On April 3, 2017, the United States Supreme Court delivered an opinion in which it discussed the authority of the Equal Employment Opportunity Commission (“EEOC”), under Title VII of the Civil Rights Act of 1964 (“Title VII”), to issue a subpoena to obtain evidence from an employer that is relevant to its investigation of a charge of employment discrimination. McLane Company, Inc. v. Equal Employment Opportunity Commission, 581 U.S. __ (2017). Title VII prohibits employment discrimination on the basis of race, color, religion, sex or national origin and provides the EEOC with enforcement authority. When a charge of discrimination is filed, the EEOC is required to notify the employer and conduct an investigation of the charge. It is authorized to issue, and seek enforcement from a district court, of a subpoena to obtain documents, data or witness testimony that is relevant to its investigation of the unlawful employment practices alleged in a charge.

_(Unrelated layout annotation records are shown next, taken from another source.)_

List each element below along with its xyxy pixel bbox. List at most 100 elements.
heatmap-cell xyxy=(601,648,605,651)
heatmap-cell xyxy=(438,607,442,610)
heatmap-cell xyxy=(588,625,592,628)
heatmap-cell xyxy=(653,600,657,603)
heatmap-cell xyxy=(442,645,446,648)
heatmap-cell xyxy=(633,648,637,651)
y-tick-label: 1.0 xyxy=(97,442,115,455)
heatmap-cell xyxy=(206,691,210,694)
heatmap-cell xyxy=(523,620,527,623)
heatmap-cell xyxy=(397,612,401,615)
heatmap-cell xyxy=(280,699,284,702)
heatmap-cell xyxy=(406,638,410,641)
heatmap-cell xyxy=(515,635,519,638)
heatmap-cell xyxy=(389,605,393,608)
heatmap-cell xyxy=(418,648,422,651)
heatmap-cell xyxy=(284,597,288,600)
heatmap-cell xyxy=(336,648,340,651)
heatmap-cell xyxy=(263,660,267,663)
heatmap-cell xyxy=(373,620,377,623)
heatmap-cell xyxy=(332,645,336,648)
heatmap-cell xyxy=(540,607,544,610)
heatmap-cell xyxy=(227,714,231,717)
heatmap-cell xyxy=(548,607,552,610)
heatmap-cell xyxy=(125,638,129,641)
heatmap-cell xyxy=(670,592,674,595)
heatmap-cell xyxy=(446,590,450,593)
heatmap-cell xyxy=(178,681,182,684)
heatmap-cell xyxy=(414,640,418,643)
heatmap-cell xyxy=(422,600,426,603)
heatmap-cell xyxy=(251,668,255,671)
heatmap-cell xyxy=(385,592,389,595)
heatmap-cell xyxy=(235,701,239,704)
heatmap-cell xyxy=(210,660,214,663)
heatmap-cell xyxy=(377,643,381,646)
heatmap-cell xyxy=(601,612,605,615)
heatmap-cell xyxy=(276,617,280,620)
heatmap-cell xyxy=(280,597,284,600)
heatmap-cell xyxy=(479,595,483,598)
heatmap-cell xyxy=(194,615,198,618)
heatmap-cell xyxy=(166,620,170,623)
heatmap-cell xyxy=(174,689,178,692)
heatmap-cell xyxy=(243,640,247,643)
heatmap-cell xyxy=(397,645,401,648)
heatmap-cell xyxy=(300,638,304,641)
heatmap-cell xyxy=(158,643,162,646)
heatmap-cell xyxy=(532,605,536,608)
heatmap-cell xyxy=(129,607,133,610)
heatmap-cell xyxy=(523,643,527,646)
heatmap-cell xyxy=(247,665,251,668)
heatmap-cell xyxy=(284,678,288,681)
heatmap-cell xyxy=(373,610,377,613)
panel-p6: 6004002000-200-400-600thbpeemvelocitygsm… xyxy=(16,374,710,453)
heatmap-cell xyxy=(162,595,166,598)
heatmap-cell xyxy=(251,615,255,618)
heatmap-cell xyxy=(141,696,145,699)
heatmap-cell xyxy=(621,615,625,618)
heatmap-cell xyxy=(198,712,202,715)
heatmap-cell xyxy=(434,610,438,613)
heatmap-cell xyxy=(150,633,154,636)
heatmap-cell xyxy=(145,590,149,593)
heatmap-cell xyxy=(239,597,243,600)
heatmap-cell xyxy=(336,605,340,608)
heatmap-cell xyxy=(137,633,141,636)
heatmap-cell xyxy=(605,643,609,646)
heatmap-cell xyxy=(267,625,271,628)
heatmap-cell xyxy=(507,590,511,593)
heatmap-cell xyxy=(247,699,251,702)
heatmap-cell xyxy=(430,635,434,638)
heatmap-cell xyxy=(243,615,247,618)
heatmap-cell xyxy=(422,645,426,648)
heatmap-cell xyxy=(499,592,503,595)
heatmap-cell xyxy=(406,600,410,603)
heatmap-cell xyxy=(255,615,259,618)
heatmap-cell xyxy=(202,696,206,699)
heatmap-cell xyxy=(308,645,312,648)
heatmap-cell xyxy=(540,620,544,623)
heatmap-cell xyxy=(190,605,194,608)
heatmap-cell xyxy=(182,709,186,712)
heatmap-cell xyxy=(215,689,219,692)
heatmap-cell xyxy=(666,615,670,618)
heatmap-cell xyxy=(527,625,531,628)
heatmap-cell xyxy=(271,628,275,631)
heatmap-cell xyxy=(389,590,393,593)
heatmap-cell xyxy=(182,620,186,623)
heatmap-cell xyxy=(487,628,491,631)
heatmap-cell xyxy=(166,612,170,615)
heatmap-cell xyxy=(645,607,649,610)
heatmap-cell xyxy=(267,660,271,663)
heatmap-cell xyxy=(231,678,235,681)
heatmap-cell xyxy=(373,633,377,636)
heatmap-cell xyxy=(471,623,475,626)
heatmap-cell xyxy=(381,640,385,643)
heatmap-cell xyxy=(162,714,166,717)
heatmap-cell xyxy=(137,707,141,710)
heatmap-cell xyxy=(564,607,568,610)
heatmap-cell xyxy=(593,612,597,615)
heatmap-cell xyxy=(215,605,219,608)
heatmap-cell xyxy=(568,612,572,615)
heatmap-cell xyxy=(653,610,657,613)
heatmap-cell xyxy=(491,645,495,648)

This case involved a charge of sex discrimination filed by a female employee, who worked eight years as a “cigarette selector” for a supply-chain services company, until she was fired when she attempted to return from three months’ maternity leave, but failed a physical evaluation. She claimed that the company unlawfully terminated her employment because of her gender. In connection with her charge, the EEOC issued subpoenas to the company for basic information about other employees who were required to take the same evaluation. The EEOC expanded the scope of the subpoenas, both geographically, to cover the company’s nationwide use of the evaluation, and substantively, to investigate potential age discrimination arising from the use of the evaluation (pursuant to a related age discrimination charge filed by the EEOC itself). After the company refused to comply with the subpoenas, the EEOC filed an enforcement action in federal district court. The district judge declined to enforce the subpoenas, on the ground that the information sought was not relevant. On appeal, the Ninth Circuit reversed. The U.S. Supreme Court granted certiorari to resolve the disagreement between the federal appellate courts over the appropriate standard of review for the decision whether to enforce an EEOC subpoena. It held that a district court’s decision whether to enforce or quash an EEOC subpoena should be reviewed for abuse of discretion, not de novo. This brand new Supreme Court opinion also illustrates the subpoena power of the EEOC to obtain a broad range of information from employers based solely upon a single charge of discrimination.